Professor discusses critic John Ruskin
USC hosted the John Ruskin Art Club, the oldest arts and cultural association in Los Angeles, Thursday night at Doheny Library for a lecture on the club’s founder, John Ruskin.
“This is really our home,” said club president Gabriel Meyer, before the lecture. “The Ruskin Art Club was involved with USC since 1905 so we go back a long way with USC. Many of the wives of the founders of USC were a part of the Ruskin Art Club and established a deep connection there. More recently, we donated our historic archives to the USC special collections, and we are very proud to have them here.”
The lecture, given by Cambridge professor and noteworthy Ruskin expert Clive Wilmer, dramatized the ways in which Ruskin’s sociological ideals are still applicable today. Ruskin’s articles, which praised English artist J. M. W. Turner’s paintings as “true” art, persuaded audiences that nature is wonderful and that people should pay attention to it to save it.
“He claimed that such industrial capitalism was taking over and destroying the world,” Wilmer said. “How the skies are darkening. How there is more and more pollution in the air. How the snow is melting. Sound familiar?”
Ruskin, who is largely associated with the “Arts and Crafts” movement that grew out of his writing, is highly influential in the United States. Ruskin lived in Manchester, England, which was then regarded as the center of Britain’s newly acquired wealth and site of mass poverty and social stratification as a result of factories of the Industrial Revolution.
Wilmer said that 150 years ago, John Ruskin was trying to tell his audience that the world was falling apart and no one was paying attention. Ruskin said that like painting, where the message is inseparable from the medium, the language of poetry cannot be understood without the words and the rhythms. Rather than simply dictionary definitions, meaning is a matter of context, sound and rhythm.
Ruth Weisberg, professor of fine arts at USC, said she aims to carry out Ruskin’s vision through her classes at USC.
“The actual work is physical work done in a way that harkens back 500 years ago,” Weisberg said. “I teach drawing based on observation and based on apprehension of form and the poetry of the visual. I do not deny imagination, but I want the hand that is trained.”

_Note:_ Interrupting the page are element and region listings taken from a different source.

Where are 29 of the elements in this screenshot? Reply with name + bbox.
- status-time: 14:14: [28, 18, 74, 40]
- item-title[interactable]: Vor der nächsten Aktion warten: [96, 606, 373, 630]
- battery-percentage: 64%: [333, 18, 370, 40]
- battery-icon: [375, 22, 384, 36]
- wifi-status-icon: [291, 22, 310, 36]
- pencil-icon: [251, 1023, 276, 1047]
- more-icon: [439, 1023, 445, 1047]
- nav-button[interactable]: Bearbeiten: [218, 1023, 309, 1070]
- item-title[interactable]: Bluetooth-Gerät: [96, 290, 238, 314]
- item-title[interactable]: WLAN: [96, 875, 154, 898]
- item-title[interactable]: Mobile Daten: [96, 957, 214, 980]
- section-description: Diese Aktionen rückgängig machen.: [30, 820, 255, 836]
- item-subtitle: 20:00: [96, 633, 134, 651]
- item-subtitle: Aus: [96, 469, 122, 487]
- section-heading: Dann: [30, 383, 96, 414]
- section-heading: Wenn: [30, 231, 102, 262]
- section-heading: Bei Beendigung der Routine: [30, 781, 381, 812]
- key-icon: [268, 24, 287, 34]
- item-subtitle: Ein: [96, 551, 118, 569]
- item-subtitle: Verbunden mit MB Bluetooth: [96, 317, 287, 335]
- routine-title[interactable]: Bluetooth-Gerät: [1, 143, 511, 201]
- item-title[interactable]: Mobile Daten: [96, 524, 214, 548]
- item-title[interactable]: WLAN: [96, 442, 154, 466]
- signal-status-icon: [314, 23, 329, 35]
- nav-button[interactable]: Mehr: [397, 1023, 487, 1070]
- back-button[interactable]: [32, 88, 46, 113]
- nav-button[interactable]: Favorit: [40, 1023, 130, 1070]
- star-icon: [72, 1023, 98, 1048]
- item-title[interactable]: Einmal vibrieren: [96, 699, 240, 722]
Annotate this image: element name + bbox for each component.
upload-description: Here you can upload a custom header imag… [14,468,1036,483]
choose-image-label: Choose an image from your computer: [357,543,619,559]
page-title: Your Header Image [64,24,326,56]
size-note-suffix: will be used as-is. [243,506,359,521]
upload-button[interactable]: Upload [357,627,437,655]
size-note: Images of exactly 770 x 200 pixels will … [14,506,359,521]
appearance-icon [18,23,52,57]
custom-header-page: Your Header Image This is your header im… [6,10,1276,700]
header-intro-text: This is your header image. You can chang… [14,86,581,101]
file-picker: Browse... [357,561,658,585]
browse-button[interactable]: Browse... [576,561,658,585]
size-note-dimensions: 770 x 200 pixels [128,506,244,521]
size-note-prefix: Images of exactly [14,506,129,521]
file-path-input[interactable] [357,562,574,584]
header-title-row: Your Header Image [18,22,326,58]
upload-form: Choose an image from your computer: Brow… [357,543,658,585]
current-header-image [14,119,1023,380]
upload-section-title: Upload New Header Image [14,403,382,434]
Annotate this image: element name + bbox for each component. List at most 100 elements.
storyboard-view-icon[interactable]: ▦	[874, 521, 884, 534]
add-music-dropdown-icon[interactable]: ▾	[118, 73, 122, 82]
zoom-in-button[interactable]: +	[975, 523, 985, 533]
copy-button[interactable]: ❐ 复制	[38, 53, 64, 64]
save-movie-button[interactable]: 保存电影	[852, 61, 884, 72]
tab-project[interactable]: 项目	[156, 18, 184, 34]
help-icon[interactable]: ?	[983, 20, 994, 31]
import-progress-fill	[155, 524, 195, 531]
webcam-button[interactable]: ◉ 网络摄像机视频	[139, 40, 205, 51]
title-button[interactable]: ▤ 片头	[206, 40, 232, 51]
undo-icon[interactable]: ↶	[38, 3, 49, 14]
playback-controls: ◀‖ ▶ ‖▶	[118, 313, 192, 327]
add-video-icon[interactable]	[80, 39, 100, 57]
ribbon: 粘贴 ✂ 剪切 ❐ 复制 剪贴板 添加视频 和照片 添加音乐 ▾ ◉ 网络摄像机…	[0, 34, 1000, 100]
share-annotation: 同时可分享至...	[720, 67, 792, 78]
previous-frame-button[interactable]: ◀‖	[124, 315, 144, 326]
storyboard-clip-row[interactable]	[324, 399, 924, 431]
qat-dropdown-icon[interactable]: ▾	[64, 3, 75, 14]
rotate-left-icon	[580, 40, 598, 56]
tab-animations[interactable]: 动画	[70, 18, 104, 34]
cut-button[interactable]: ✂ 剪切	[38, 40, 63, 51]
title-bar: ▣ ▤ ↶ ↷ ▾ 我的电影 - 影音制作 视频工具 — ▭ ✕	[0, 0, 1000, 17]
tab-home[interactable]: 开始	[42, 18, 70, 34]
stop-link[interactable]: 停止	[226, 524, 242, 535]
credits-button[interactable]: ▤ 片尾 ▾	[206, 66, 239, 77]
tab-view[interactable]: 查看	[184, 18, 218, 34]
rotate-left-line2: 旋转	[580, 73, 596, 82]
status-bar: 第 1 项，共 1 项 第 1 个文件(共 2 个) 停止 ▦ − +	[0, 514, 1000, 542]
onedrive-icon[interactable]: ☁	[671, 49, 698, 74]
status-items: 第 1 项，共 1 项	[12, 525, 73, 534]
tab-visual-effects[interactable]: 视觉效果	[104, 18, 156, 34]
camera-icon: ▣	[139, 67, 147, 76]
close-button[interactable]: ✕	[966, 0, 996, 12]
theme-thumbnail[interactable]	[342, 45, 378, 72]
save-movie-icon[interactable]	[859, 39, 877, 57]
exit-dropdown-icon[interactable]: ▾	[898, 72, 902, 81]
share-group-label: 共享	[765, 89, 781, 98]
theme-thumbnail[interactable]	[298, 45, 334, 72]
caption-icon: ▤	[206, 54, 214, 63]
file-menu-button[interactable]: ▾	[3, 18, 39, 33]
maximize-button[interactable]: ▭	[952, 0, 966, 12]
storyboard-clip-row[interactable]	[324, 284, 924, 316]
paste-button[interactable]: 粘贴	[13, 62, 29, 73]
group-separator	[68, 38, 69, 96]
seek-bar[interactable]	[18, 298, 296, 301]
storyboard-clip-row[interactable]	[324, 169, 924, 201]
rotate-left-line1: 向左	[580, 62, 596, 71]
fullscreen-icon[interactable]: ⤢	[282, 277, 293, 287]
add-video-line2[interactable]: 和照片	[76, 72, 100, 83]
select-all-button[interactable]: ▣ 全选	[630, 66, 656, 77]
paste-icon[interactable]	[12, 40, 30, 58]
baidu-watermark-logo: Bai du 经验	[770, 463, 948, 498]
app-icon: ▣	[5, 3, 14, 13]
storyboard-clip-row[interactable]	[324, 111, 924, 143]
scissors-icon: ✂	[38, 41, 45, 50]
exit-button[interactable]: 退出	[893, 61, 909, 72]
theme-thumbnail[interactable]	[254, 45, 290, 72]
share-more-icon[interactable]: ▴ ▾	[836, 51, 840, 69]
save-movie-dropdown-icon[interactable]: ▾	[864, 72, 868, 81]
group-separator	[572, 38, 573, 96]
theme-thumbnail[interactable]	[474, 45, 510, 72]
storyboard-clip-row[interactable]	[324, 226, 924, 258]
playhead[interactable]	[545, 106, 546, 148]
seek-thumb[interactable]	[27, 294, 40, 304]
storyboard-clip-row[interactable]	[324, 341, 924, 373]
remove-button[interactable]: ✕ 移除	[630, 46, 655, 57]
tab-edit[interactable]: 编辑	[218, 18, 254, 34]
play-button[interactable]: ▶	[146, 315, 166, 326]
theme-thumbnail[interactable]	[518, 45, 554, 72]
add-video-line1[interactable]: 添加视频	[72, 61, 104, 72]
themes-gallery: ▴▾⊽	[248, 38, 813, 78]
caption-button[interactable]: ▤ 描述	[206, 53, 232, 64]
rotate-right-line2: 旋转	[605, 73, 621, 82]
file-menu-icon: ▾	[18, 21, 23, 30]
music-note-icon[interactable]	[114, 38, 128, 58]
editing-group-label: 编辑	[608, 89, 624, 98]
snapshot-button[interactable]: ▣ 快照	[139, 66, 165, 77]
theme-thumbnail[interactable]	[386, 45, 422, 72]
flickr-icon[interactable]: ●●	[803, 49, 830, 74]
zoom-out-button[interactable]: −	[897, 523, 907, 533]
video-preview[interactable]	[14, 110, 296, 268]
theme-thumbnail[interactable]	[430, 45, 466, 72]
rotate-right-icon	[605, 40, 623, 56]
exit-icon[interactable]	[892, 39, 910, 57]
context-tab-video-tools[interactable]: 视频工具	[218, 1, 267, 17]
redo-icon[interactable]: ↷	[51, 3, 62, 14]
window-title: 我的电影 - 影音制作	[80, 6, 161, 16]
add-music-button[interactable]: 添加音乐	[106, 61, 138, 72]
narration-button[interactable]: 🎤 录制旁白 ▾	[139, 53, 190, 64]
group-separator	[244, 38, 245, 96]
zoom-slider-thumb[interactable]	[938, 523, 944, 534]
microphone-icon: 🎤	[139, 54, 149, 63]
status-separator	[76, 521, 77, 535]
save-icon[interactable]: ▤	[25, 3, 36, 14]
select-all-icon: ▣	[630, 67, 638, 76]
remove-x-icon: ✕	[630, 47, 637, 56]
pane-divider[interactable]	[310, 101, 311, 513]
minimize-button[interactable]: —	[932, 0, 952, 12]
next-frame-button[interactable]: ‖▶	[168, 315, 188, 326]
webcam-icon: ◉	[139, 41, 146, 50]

“Many people believe in the term “deskilling” but it is very important to me that we are still teaching students based on observation and training one’s hand and eye,” she said. “Giving them something so real and enduring. And I am very proud that will continue here at USC.”
Correction: An earlier version of this article stated Professor Jim Spaces gave the lecture. Spaces introduced the main lecturer, Clive Wilmer. It also stated that Ruskin was active 300 years ago. He was active 150 years ago. The Daily Trojan regrets the errors.